Minneapolis, MN: Last month, the Filipino government purchased the vacated "Rink-a-Dink", a once popular ice rink in downtown Minneapolis, and has begun to turn the former recreational facility into military training grounds for the Filipino secret armed forces. "It is important for the Filipino people to secure an America market for Filipino goods, such as taro sweet bread and monkeys made out of coconuts," claimed General Patrick Hilo, head of the Filipino secret armed forces, "and we believe our own military expansion is imperative to those ends."

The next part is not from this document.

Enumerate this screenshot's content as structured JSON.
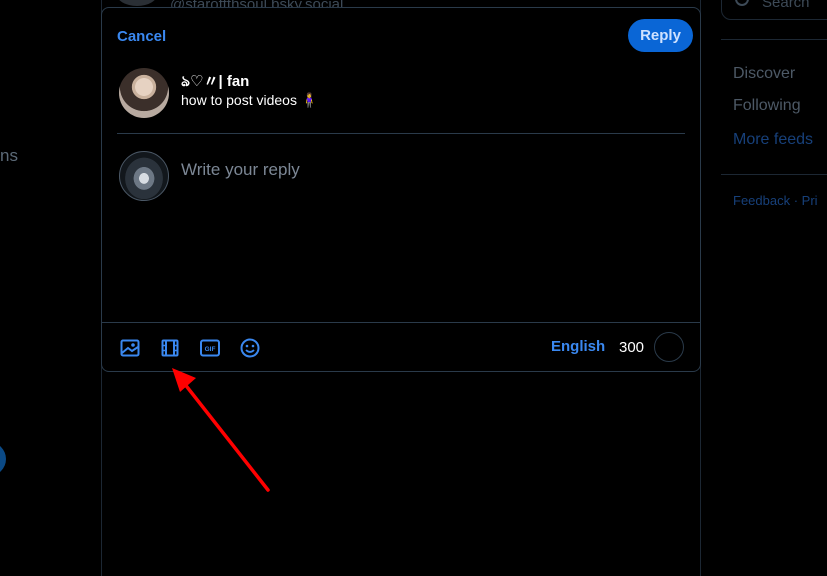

Donald Rumsfeld, the United States Secretary of Defense, surprisingly had little to say about the affair. “Well, I tried to explain to them that their taro sweet bread is so tasty that they don’t really need to build a military base to get Americans to buy it. Maybe a clever marketing strategy might be more effective. I even gave them a few slogans, like ‘Hello! It’s taro!’ and ’Brush your teeth before bed, especially if you ate some delicious Filipino taro sweet bread’ but they didn’t really go for it. Cultural differences, I guess, eh? Ha ha!” joked the secretary.
Many Filipino-American organizations are arguing in favor of the military base. “Out of 187 countries in the world, America has military bases in about 100. So really, the least America can do is accommodate for 30 of the Philippines most secretive and highly trained armed personnel,” argued Owen Guerrero, head of Filipinos for Equality, “America has always used their military power to force open foreign markets. I mean, there were CIA sponsored coups of Socialists in Chile and El Salvador. So why can‘t Filipinos do the same?”
To this point, Rumsfeld responded that the only reason America had to use military might was because most American products were, and still are, “crap”. “I mean, America makes junk like Charleston Chew and Chicken in a Biscuit. What else could we do but force people to buy it? " explained Rumsfeld, "But believe you me, people will be lining up for miles to get just a crust of that sweet bread, with or without armed men forcing them to. Trust me on that.”
Protests by various community groups have begun in Minneapolis namely because of the challenging aesthetics of the base. Due to the top secret nature of the military operations on the base, the Filipino government has designed a 300 foot tall, half mile by half mile, solid windowless cement building to be built on the land. Yesterday, community members planned a rally in front of the military-base-in-progress, protesting its imposing facade.
“It’s gonna look like a friggin’ IKEA in the middle of the city,“ complained Joe McDougal, a local resident, “except that I can’t get any of those delicious Swedish meatballs here.” McDougal, then remembering the pungent flavor of those moist sauce-covered meat spheres, began aggressively screaming “Meatballs! Meatballs!” at which the rest of the crowd started chanting, “Either this building falls, or we get Swedish Meatballs!” Thirty minutes later, in efforts to placate the rowdy crowd, local police officers brought the protesters plates of dry Italian meatballs which, after one bite, they began violently flinging at police cars.
Despite the protests, the Filipino government has no intention of slowing down the construction of their U.S. military base. In fact, they have plans to build more bases in San Bernardino, CA and Sugarland, TX. The Minneapolis base is scheduled to be completed by December, just in time to force Americans to purchase Filipino sweet bread and coconut monkeys as holiday gifts for family and friends.